Gustavo Moraes Holanda; Manoel do Carmo Pereira Soares; Nelson Antonio Bailão Ribeiro

Seção de Hepatologia, Instituto Evandro Chagas/SVS/MS, Belém, Pará, Brasil

Endereço para correspondência
Correspondence
Dirección para correspondencia

 

 


RESUMO

O gênero viral Hepacivirus é constituído pelo vírus da hepatite C (VHC), porém há proposta de inclusão de outros vírus recentemente encontrados em cães, cavalos e roedores e do vírus GB B. O VHC, ou algum outro vírus filogeneticamente relacionado a ele, ainda não foi identificado em primatas não humanos silvestres, diferentemente de vírus semelhantes ao vírus da hepatite B. As infecções causadas pelo VHC em humanos são graves existindo, assim, a necessidade de uma busca, em outros animais, por Hepacivirus, visto que eles poderão cruzar a barreira evolutiva, causando infecção em seres humanos. O objetivo deste trabalho foi tentar localizar a presença de Hepacivirus em primatas não humanos. Foram desenhados iniciadores, os quais se ligam na região IRES do VHC, obtendo um produto final de 188 pb. Foram analisadas 1.054 amostras, pertencentes a 36 espécies de primatas não humanos das quais apenas 12 apresentaram bandas definidas e, após sequenciamento, apresentaram negatividade para Hepacivirus. Em análises evolutivas observou-se que o vírus GB C ocupa a mais distante posição filogenética em relação ao VHC, enquanto a mais próxima é ocupada pelo vírus GB B. Apesar da não identificação de Hepacivirus semelhantes ao VHC em primatas não humanos, não se pode afirmar que o mesmo não exista. Estudos envolvendo outras espécies, como os vírus GBs e os possíveis novos Hepacivirus podem solucionar o processo evolutivo que possibilitou o VHC infectar seres humanos, pois estes parecem ser o elo entre o VHC e espécies virais encontradas em animais silvestres.

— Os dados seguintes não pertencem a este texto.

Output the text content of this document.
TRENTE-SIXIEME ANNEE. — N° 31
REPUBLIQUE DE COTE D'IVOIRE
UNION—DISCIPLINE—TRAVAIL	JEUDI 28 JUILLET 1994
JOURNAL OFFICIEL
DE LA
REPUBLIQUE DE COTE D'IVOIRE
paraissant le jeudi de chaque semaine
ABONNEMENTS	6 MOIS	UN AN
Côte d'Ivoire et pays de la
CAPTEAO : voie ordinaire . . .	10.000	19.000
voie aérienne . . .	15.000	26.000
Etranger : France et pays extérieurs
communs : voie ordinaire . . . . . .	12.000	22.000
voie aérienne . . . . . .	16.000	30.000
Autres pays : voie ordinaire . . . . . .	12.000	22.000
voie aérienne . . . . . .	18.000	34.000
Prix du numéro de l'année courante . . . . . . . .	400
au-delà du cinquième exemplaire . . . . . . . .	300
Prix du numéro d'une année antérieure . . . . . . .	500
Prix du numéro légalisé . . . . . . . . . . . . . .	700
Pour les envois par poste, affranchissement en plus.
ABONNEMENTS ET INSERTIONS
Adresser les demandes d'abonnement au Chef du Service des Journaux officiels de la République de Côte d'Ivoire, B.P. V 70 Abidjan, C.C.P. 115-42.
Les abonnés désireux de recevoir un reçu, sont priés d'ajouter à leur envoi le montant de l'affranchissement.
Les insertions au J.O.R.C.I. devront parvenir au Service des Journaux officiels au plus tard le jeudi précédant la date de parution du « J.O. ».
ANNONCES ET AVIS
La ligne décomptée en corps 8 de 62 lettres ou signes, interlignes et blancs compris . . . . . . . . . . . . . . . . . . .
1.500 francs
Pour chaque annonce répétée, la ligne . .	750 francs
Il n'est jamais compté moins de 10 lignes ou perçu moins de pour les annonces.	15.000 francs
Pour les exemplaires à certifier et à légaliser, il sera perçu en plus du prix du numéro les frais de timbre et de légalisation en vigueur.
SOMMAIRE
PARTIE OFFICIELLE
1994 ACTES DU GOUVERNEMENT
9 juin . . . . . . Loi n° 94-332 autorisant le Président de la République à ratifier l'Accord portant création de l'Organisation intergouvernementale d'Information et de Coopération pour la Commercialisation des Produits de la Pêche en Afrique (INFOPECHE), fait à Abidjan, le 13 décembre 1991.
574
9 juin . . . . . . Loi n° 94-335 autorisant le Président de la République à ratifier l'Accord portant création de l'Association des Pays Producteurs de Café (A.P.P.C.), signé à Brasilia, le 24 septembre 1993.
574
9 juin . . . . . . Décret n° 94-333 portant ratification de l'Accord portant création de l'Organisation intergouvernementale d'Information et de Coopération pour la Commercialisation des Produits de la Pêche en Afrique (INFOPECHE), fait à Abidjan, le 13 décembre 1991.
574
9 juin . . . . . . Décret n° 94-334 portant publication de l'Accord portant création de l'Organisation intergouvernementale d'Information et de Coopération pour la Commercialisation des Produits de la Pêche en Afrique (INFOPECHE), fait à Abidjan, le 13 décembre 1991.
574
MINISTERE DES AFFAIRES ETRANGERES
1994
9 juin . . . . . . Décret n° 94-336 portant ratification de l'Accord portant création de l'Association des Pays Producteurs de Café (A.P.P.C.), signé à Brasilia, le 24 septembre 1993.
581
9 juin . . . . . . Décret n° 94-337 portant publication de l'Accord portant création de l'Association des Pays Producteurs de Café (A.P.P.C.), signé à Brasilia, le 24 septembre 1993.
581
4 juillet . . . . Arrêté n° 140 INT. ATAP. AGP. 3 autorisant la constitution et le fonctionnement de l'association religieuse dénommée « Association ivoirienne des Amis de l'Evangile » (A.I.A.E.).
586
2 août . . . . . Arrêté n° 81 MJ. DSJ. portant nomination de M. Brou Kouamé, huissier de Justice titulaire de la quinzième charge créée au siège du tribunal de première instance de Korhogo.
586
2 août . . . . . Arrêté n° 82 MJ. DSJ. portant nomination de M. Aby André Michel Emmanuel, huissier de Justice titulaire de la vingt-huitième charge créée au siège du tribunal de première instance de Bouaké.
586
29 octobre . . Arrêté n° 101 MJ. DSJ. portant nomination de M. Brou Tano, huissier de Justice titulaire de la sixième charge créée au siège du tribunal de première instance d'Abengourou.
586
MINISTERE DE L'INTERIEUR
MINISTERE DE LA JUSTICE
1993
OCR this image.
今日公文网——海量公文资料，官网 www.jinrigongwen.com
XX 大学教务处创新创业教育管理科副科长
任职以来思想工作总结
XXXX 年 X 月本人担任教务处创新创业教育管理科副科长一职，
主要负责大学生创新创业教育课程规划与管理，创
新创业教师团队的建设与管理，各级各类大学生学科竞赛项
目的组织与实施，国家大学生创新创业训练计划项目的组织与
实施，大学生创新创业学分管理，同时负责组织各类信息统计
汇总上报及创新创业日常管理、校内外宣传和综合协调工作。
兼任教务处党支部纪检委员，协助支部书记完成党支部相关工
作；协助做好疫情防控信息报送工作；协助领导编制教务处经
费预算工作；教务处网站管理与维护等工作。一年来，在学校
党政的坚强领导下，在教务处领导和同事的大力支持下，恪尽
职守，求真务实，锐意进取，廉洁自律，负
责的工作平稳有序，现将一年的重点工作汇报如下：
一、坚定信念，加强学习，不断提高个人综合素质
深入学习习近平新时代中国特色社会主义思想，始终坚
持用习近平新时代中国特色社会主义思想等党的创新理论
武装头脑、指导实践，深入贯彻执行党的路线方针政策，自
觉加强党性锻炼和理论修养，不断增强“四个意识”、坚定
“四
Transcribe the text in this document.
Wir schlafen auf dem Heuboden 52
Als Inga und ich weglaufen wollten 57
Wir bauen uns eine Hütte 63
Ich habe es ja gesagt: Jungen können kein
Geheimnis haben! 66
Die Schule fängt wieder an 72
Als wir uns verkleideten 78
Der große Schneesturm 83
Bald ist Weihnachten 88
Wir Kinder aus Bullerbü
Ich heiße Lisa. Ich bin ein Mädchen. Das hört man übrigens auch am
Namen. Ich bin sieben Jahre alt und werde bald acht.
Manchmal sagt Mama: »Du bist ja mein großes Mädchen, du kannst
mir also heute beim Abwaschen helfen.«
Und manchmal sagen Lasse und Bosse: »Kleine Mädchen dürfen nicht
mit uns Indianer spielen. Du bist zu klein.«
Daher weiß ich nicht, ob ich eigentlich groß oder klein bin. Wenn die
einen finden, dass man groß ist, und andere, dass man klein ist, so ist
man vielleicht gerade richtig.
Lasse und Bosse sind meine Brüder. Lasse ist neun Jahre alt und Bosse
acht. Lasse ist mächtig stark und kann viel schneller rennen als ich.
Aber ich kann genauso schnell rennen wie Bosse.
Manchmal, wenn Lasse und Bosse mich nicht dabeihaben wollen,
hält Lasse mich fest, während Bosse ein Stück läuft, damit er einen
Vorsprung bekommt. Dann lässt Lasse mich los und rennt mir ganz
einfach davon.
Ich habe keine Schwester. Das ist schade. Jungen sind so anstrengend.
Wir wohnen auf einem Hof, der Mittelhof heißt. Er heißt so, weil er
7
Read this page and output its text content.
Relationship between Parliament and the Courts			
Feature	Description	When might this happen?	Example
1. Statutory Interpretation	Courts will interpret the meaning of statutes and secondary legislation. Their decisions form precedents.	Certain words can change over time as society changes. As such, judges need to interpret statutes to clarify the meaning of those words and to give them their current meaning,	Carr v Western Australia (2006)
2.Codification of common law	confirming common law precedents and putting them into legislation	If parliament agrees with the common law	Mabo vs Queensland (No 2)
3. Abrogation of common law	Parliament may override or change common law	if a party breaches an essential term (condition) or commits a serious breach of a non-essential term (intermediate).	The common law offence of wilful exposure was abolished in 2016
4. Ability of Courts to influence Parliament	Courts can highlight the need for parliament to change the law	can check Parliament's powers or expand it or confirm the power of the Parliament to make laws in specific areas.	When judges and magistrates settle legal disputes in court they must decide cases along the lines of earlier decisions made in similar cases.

Palavras-chave: Hepacivirus; Pegivirus; Vírus GB A; Vírus GB B; Vírus GB C.


ABSTRACT

Hepacivirus genus comprises hepatitis C virus (HCV), but a proposal to include other viruses, originated from dogs, horses, rodents, and GB virus B (GBV-B), is being made. HCV, or any other virus phylogenetically related to it, has not been identified in wild nonhuman primates, differently from HBV-like viruses. HCV infections in humans are severe, therefore a search for Hepacivirus in other animals is needed for they can cross the evolutionary barrier causing infections in humans. This study tried to identify a nonhuman primate origin for Hepacivirus. Primers have been designed, which bind on HCV IRES region, resulting a final product of 188 bp. A total of 1,054 samples collected from 36 nonhuman primate species were analyzed, of which just 12 presented defined bands and were negative for Hepacivirus after sequencing. In evolutionary analysis, GB virus C in a phylogenetic position is the most distant from HCV, while GBV-B is the nearest. Although HCV-related Hepacivirus is not found in nonhuman primates, its existence cannot be denied. Studies involving other species, such as GB viruses and possible new Hepacivirus, can solve the evolutionary process that has allowed HCV infect humans, since they seem to be the link between HCV and viral species found in wild animals.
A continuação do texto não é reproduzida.